Les fanfares et autres orchestres amateurs pourront reprendre en fonction de la réouverture des lieux. Pour les répétitions, les protocoles sanitaires existent déjà ; pour se produire en public, les règles seront celles qui valent pour le spectacle vivant car rien ne justifie « deux poids, deux mesures » selon que la pratique est commerciale ou bénévole.
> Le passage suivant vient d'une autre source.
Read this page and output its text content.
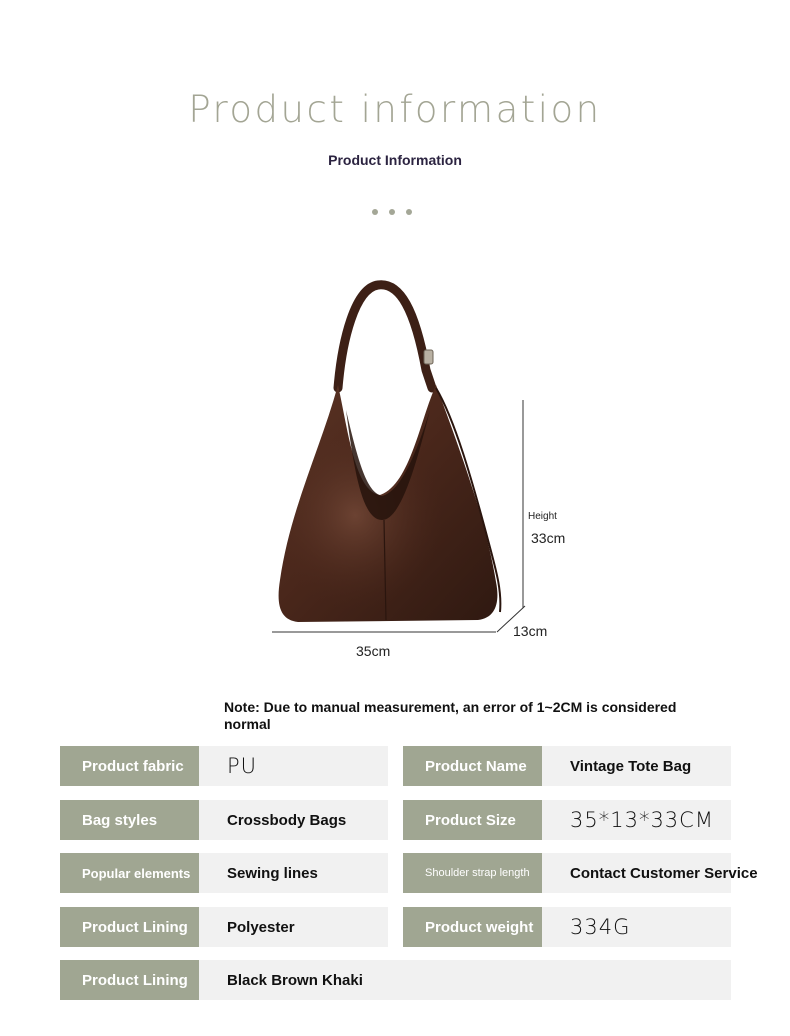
Product information
Product Information
Height
33cm
13cm
35cm
Note: Due to manual measurement, an error of 1~2CM is considered normal
Product fabric	PU
Bag styles	Crossbody Bags
Popular elements	Sewing lines
Product Lining	Polyester
Product Lining	Black Brown Khaki
Product Name	Vintage Tote Bag
Product Size	35*13*33CM
Shoulder strap length	Contact Customer Service
Product weight	334G
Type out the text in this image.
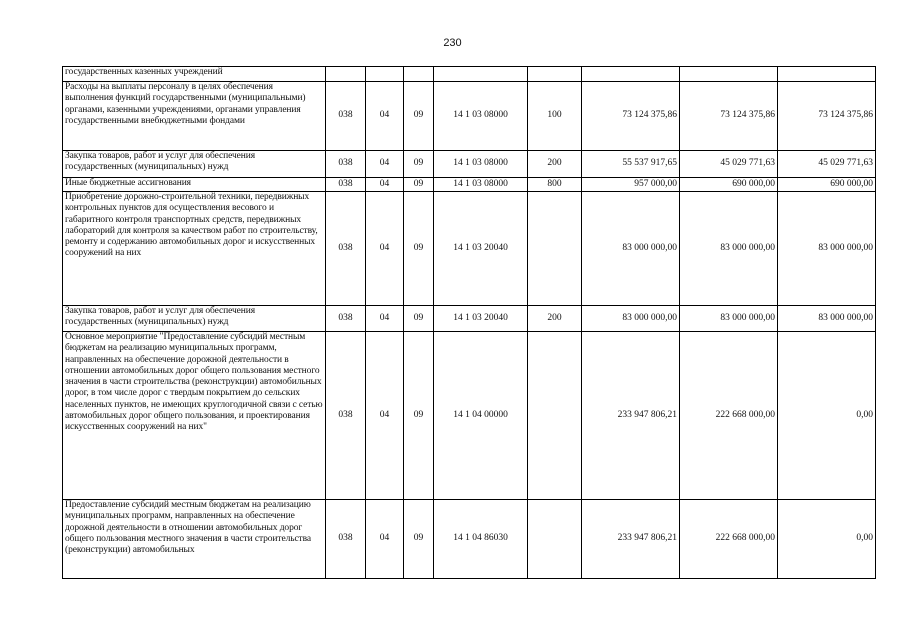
230
государственных казенных учреждений								
Расходы на выплаты персоналу в целях обеспечения выполнения функций государственными (муниципальными) органами, казенными учреждениями, органами управления государственными внебюджетными фондами	038	04	09	14 1 03 08000	100	73 124 375,86	73 124 375,86	73 124 375,86
Закупка товаров, работ и услуг для обеспечения государственных (муниципальных) нужд	038	04	09	14 1 03 08000	200	55 537 917,65	45 029 771,63	45 029 771,63
Иные бюджетные ассигнования	038	04	09	14 1 03 08000	800	957 000,00	690 000,00	690 000,00
Приобретение дорожно-строительной техники, передвижных контрольных пунктов для осуществления весового и габаритного контроля транспортных средств, передвижных лабораторий для контроля за качеством работ по строительству, ремонту и содержанию автомобильных дорог и искусственных сооружений на них	038	04	09	14 1 03 20040		83 000 000,00	83 000 000,00	83 000 000,00
Закупка товаров, работ и услуг для обеспечения государственных (муниципальных) нужд	038	04	09	14 1 03 20040	200	83 000 000,00	83 000 000,00	83 000 000,00
Основное мероприятие "Предоставление субсидий местным бюджетам на реализацию муниципальных программ, направленных на обеспечение дорожной деятельности в отношении автомобильных дорог общего пользования местного значения в части строительства (реконструкции) автомобильных дорог, в том числе дорог с твердым покрытием до сельских населенных пунктов, не имеющих круглогодичной связи с сетью автомобильных дорог общего пользования, и проектирования искусственных сооружений на них"	038	04	09	14 1 04 00000		233 947 806,21	222 668 000,00	0,00
Предоставление субсидий местным бюджетам на реализацию муниципальных программ, направленных на обеспечение дорожной деятельности в отношении автомобильных дорог общего пользования местного значения в части строительства (реконструкции) автомобильных	038	04	09	14 1 04 86030		233 947 806,21	222 668 000,00	0,00
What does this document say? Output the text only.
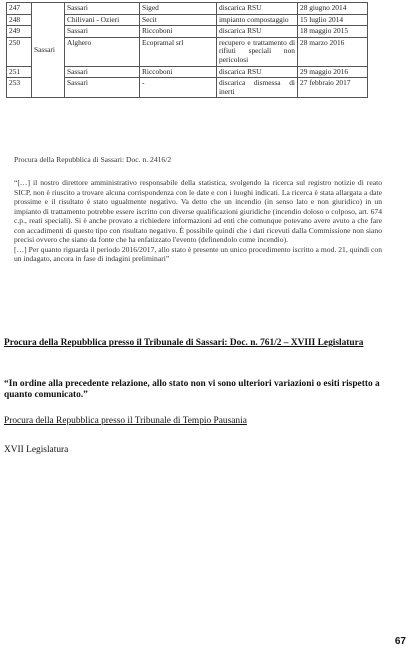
247	Sassari	Sassari	Siged	discarica RSU	28 giugno 2014
248		Chilivani - Ozieri	Secit	impianto compostaggio	15 luglio 2014
249		Sassari	Riccoboni	discarica RSU	18 maggio 2015
250		Alghero	Ecopramal srl	recupero e trattamento di rifiuti speciali non pericolosi	28 marzo 2016
251		Sassari	Riccoboni	discarica RSU	29 maggio 2016
253		Sassari	-	discarica dismessa di inerti	27 febbraio 2017
Procura della Repubblica di Sassari: Doc. n. 2416/2

“[…] il nostro direttore amministrativo responsabile della statistica, svolgendo la ricerca sul registro notizie di reato SICP, non è riuscito a trovare alcuna corrispondenza con le date e con i luoghi indicati. La ricerca è stata allargata a date prossime e il risultato è stato ugualmente negativo. Va detto che un incendio (in senso lato e non giuridico) in un impianto di trattamento potrebbe essere iscritto con diverse qualificazioni giuridiche (incendio doloso o colposo, art. 674 c.p., reati speciali). Si è anche provato a richiedere informazioni ad enti che comunque potevano avere avuto a che fare con accadimenti di questo tipo con risultato negativo. È possibile quindi che i dati ricevuti dalla Commissione non siano precisi ovvero che siano da fonte che ha enfatizzato l'evento (definendolo come incendio).

[…] Per quanto riguarda il periodo 2016/2017, allo stato è presente un unico procedimento iscritto a mod. 21, quindi con un indagato, ancora in fase di indagini preliminari”

Procura della Repubblica presso il Tribunale di Sassari: Doc. n. 761/2 – XVIII Legislatura
“In ordine alla precedente relazione, allo stato non vi sono ulteriori variazioni o esiti rispetto a quanto comunicato.”
Procura della Repubblica presso il Tribunale di Tempio Pausania
XVII Legislatura
67
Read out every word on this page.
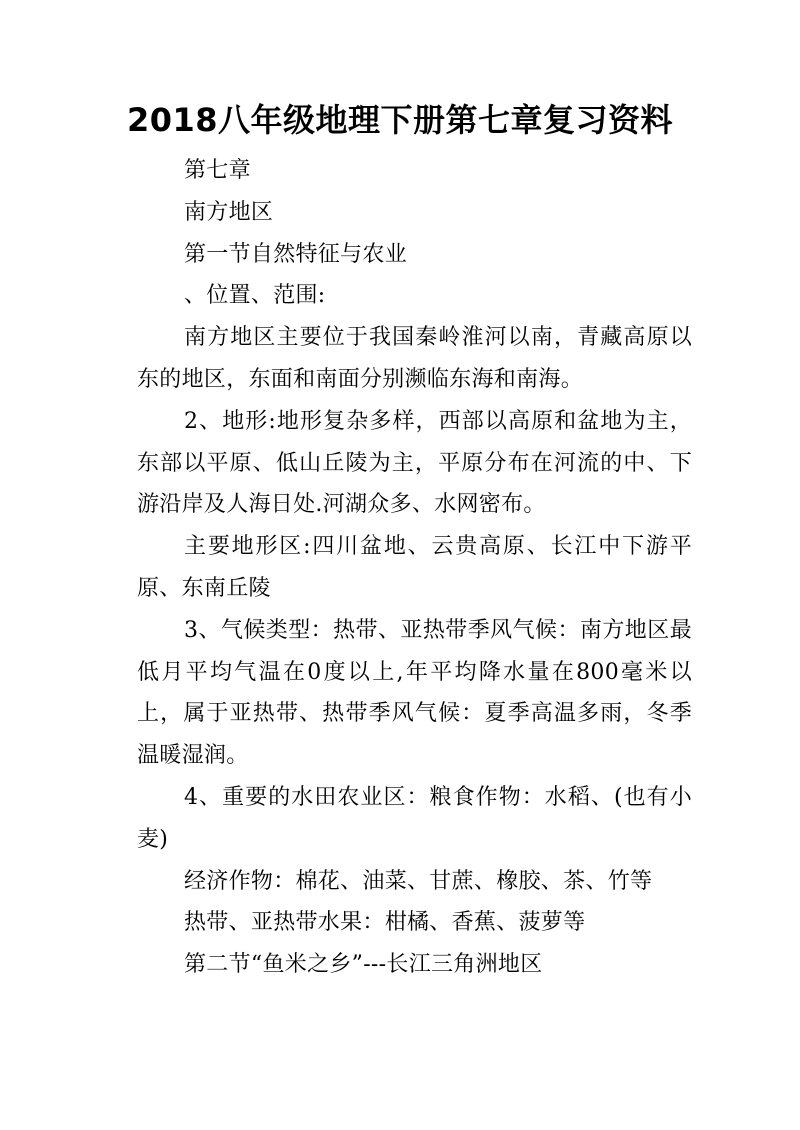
2018八年级地理下册第七章复习资料

第七章

南方地区

第一节自然特征与农业

、位置、范围:

南方地区主要位于我国秦岭淮河以南，青藏高原以东的地区，东面和南面分别濒临东海和南海。

2、地形:地形复杂多样，西部以高原和盆地为主，东部以平原、低山丘陵为主，平原分布在河流的中、下游沿岸及人海日处.河湖众多、水网密布。

主要地形区:四川盆地、云贵高原、长江中下游平原、东南丘陵

3、气候类型：热带、亚热带季风气候：南方地区最低月平均气温在0度以上,年平均降水量在800毫米以上，属于亚热带、热带季风气候：夏季高温多雨，冬季温暖湿润。

4、重要的水田农业区：粮食作物：水稻、(也有小麦)

经济作物：棉花、油菜、甘蔗、橡胶、茶、竹等

热带、亚热带水果：柑橘、香蕉、菠萝等

第二节“鱼米之乡”---长江三角洲地区
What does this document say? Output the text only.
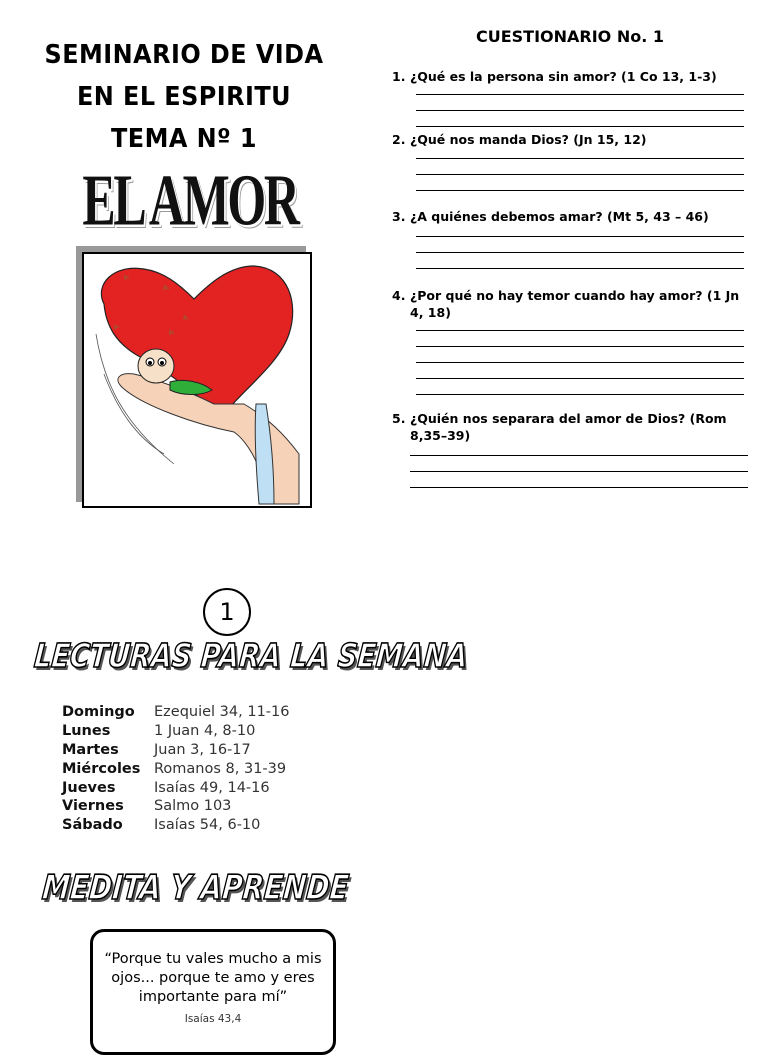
SEMINARIO DE VIDA
EN EL ESPIRITU
TEMA Nº 1
EL AMOR
1
LECTURAS PARA LA SEMANA
Domingo	Ezequiel 34, 11-16
Lunes	1 Juan 4, 8-10
Martes	Juan 3, 16-17
Miércoles Romanos 8, 31-39
Jueves	Isaías 49, 14-16
Viernes	Salmo 103
Sábado	Isaías 54, 6-10
MEDITA Y APRENDE
“Porque tu vales mucho a mis ojos... porque te amo y eres importante para mí”
Isaías 43,4
CUESTIONARIO No. 1
1. ¿Qué es la persona sin amor? (1 Co 13, 1-3)
2. ¿Qué nos manda Dios? (Jn 15, 12)
3. ¿A quiénes debemos amar? (Mt 5, 43 – 46)
4. ¿Por qué no hay temor cuando hay amor? (1 Jn 4, 18)
5. ¿Quién nos separara del amor de Dios? (Rom 8,35–39)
Vous avez aussi mentionné « le mur de films » prévisible lors de la réouverture des salles de cinéma. Pour commencer, réjouissons-nous de cet embouteillage : il signale que le soutien massif apporté au secteur du cinéma et le fait que j'ai autorisé les tournages permettent, si j'ose dire, de pleurer la bouche pleine – que n'eût-on dit si la réouverture se faisait sans films français à proposer ! Il est vrai que le risque sera celui du trop-plein, puisque, le 19 mai, plus d'une trentaine de films sortiront sur les écrans français contre une douzaine en temps ordinaire à cette époque, et la même tendance se confirme pour les semaines suivantes. Nous avons anticipé ce phénomène et j'ai approuvé, le 1er avril dernier, un aménagement temporaire de la chronologie des médias ; les demandes commencent à arriver et quatre dérogations ont déjà été accordées. D'autre part, le 16 avril, l'Autorité de la concurrence a rendu un avis ouvrant la possibilité temporaire d'une concertation des distributeurs sur le calendrier de sortie des films, et seulement sur ce point : la multidiffusion d'un même blockbuster, par exemple, est exclue de l'entente autorisée.
Pour donner suite à cet avis, le Centre national du cinéma et de l'image animée (CNC), à ma demande, a immédiatement soumis aux distributeurs un projet d'accord-cadre qui organiserait jusqu'à la fin de l'année les modalités de la concertation entre professionnels, dans le plein respect de la liberté contractuelle de chacun. Déjà, deux organisations – le Syndicat des distributeurs indépendants et Les Distributeurs indépendants réunis européens – et plusieurs entreprises individuelles ont confirmé leur accord avec cette démarche volontariste qui devrait permettre de parvenir à un calendrier concerté des sorties de films, ce dont je les félicite. Le texte de l'accord cadre sera finalisé dans quelques jours ; c'est un début, et j'invite les plus gros distributeurs, au premier chef les Français, à rejoindre ces discussions. Je leur fais confiance pour que cet accord soit le plus large possible, au plus grand bénéfice des exploitants et des spectateurs.
Enfin, notre action a un troisième volet : comme ce fut le cas en juin 2020, la Médiatrice du cinéma et le CNC pourront publier une recommandation portant sur le respect de la diversité de programmation. Les responsables de salles de cinéma ne s'attendent pas à ce que les blockbusters américains arrivent sur nos écrans avant septembre ; cela laisse une large période propice à la diffusion des films français.